Just minutes before the service is to begin, Augustus's mother, Tiffany Talbert, leaves the sanctuary because she cannot look at her son's body without breaking down. Yancey rushes into the women's restroom behind Ms. Talbert and, promising to close the casket, persuades her to return to the sanctuary.
During the service, Yancey reads from the pulpit a "resolution" that she wrote for Augustus. She offers this tribute for each child who dies. Much of the job lies in remembering details. Nearly every day, she meets with families who tell her about their dead children's personalities, hopes, and dreams. She files it away in her mind until the night before each child's funeral when she sits in silence at home and writes. "I want to give it my full attention, to make it real, make it lively, make it something that the parents won't forget," she says. "I want to make it so everyone will remember that this child was alive."
When it is her turn to speak, Yancey, an ordained minister, focuses her gaze on the family in the front pew.
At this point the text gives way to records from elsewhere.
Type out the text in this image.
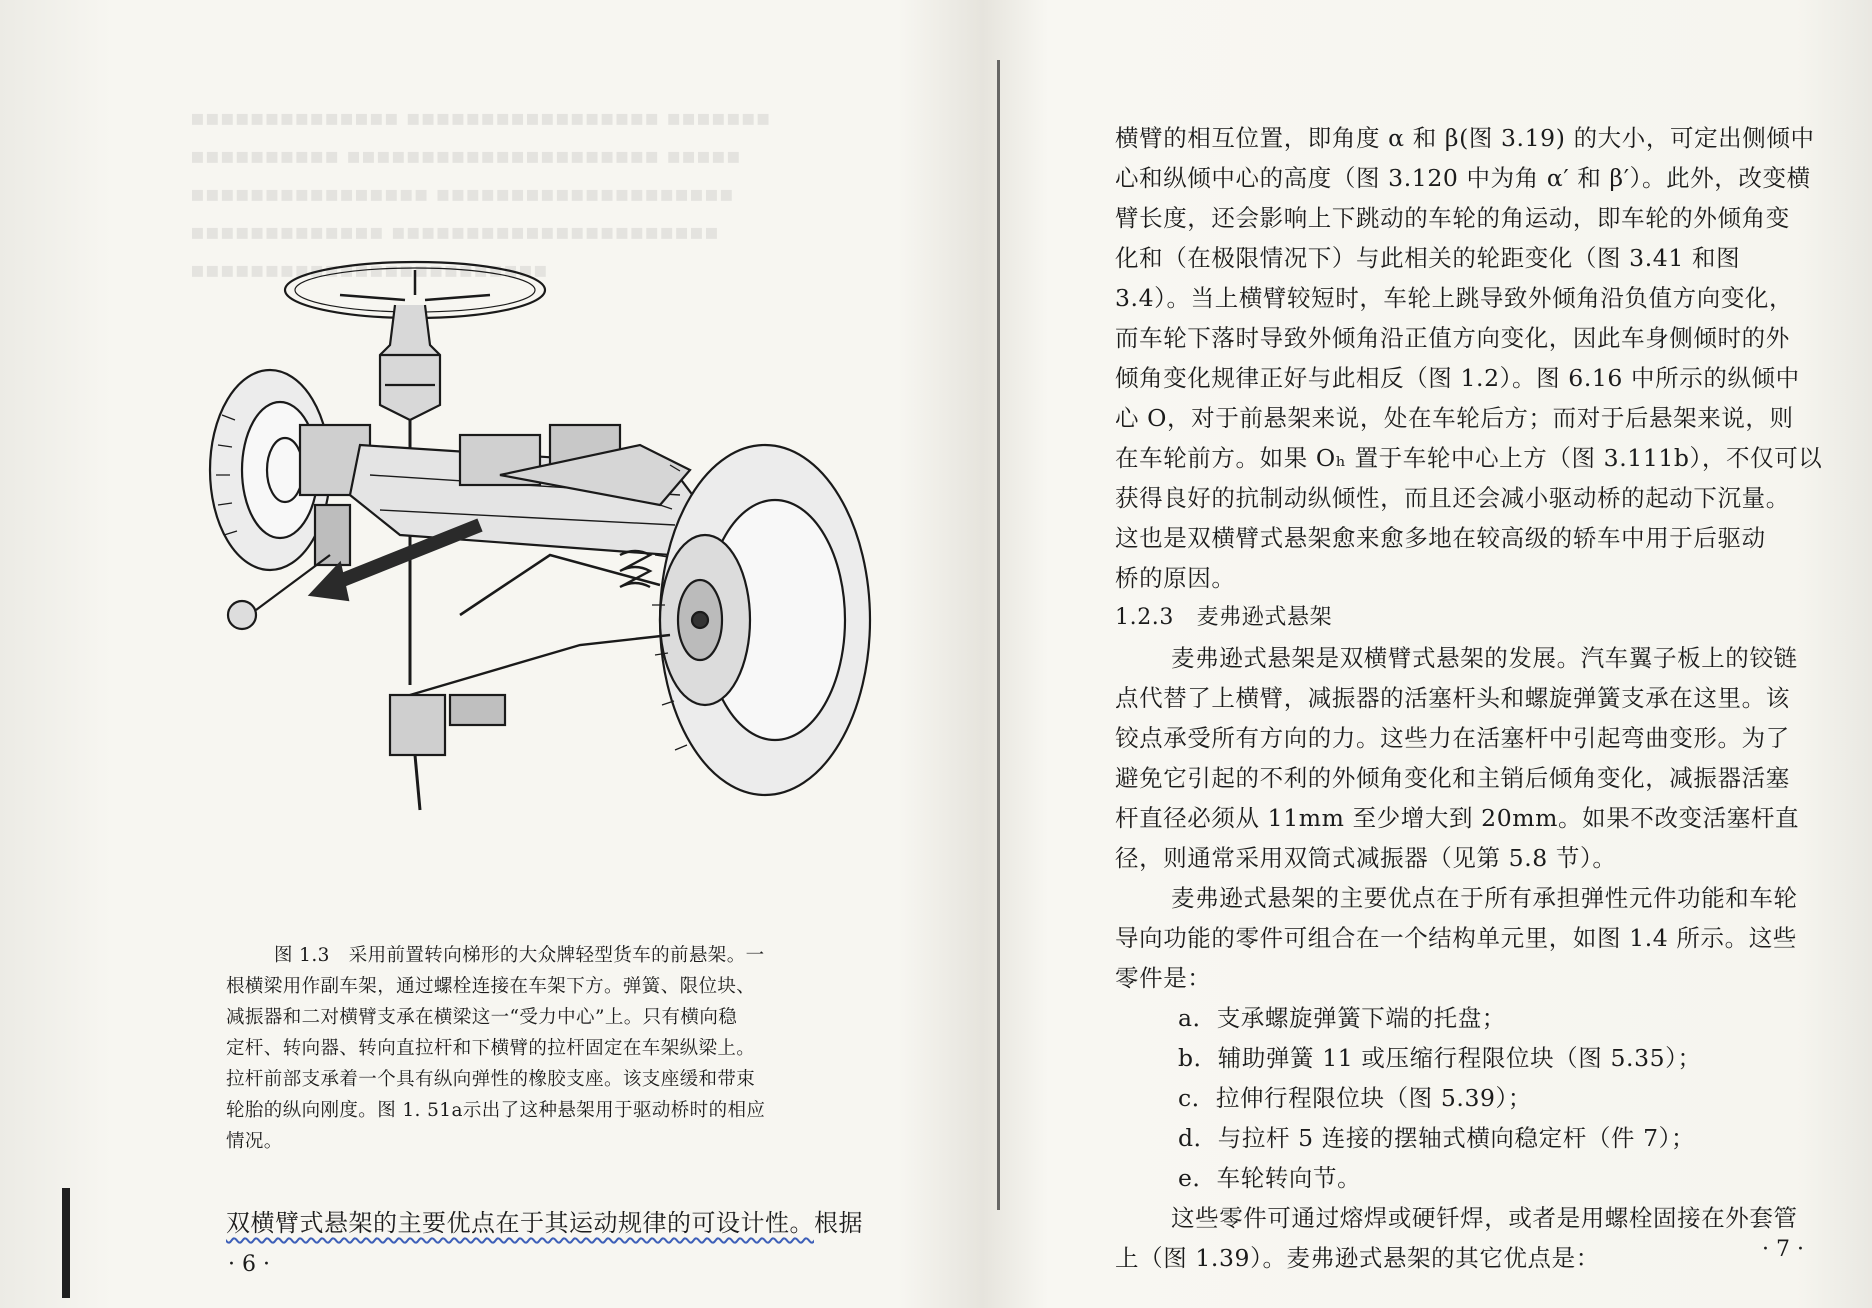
▪▪▪▪▪▪▪▪▪▪▪▪▪▪ ▪▪▪▪▪▪▪▪▪▪▪▪▪▪▪▪▪ ▪▪▪▪▪▪▪
▪▪▪▪▪▪▪▪▪▪ ▪▪▪▪▪▪▪▪▪▪▪▪▪▪▪▪▪▪▪▪▪ ▪▪▪▪▪
▪▪▪▪▪▪▪▪▪▪▪▪▪▪▪▪ ▪▪▪▪▪▪▪▪▪▪▪▪▪▪▪▪▪▪▪▪
▪▪▪▪▪▪▪▪▪▪▪▪▪ ▪▪▪▪▪▪▪▪▪▪▪▪▪▪▪▪▪▪▪▪▪▪
▪▪▪▪▪▪▪▪▪▪▪▪▪▪▪▪▪▪▪▪▪▪▪▪
图 1.3　采用前置转向梯形的大众牌轻型货车的前悬架。一
根横梁用作副车架，通过螺栓连接在车架下方。弹簧、限位块、
减振器和二对横臂支承在横梁这一“受力中心”上。只有横向稳
定杆、转向器、转向直拉杆和下横臂的拉杆固定在车架纵梁上。
拉杆前部支承着一个具有纵向弹性的橡胶支座。该支座缓和带束
轮胎的纵向刚度。图 1. 51a示出了这种悬架用于驱动桥时的相应
情况。
双横臂式悬架的主要优点在于其运动规律的可设计性。根据
· 6 ·

横臂的相互位置，即角度 α 和 β(图 3.19) 的大小，可定出侧倾中

心和纵倾中心的高度（图 3.120 中为角 α′ 和 β′）。此外，改变横

臂长度，还会影响上下跳动的车轮的角运动，即车轮的外倾角变

化和（在极限情况下）与此相关的轮距变化（图 3.41 和图

3.4）。当上横臂较短时，车轮上跳导致外倾角沿负值方向变化，

而车轮下落时导致外倾角沿正值方向变化，因此车身侧倾时的外

倾角变化规律正好与此相反（图 1.2）。图 6.16 中所示的纵倾中

心 O，对于前悬架来说，处在车轮后方；而对于后悬架来说，则

在车轮前方。如果 Oₕ 置于车轮中心上方（图 3.111b），不仅可以

获得良好的抗制动纵倾性，而且还会减小驱动桥的起动下沉量。

这也是双横臂式悬架愈来愈多地在较高级的轿车中用于后驱动

桥的原因。

1.2.3　麦弗逊式悬架

麦弗逊式悬架是双横臂式悬架的发展。汽车翼子板上的铰链

点代替了上横臂，减振器的活塞杆头和螺旋弹簧支承在这里。该

铰点承受所有方向的力。这些力在活塞杆中引起弯曲变形。为了

避免它引起的不利的外倾角变化和主销后倾角变化，减振器活塞

杆直径必须从 11mm 至少增大到 20mm。如果不改变活塞杆直

径，则通常采用双筒式减振器（见第 5.8 节）。

麦弗逊式悬架的主要优点在于所有承担弹性元件功能和车轮

导向功能的零件可组合在一个结构单元里，如图 1.4 所示。这些

零件是：

a．支承螺旋弹簧下端的托盘；

b．辅助弹簧 11 或压缩行程限位块（图 5.35）；

c．拉伸行程限位块（图 5.39）；

d．与拉杆 5 连接的摆轴式横向稳定杆（件 7）；

e．车轮转向节。

这些零件可通过熔焊或硬钎焊，或者是用螺栓固接在外套管

上（图 1.39）。麦弗逊式悬架的其它优点是：	· 7 ·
She reads Augustus's resolution - a heartfelt weave of her visits with friends and family - in a slow and steady voice. "Gus loved to eat all kinds of food," she reads in one section. In another: "Gus just wanted to help people. He would do anything anybody needed him to do."
Afterward, Yancey exchanges hugs with the Favors family and promises to check up on them. Then she prepares for her next appointment - a visit with Ms. Hoyle, who buried her son earlier that day.
Yancey has been heartened by the strength she has heard in Hoyle's voice over the phone: "That's why I love working with these families."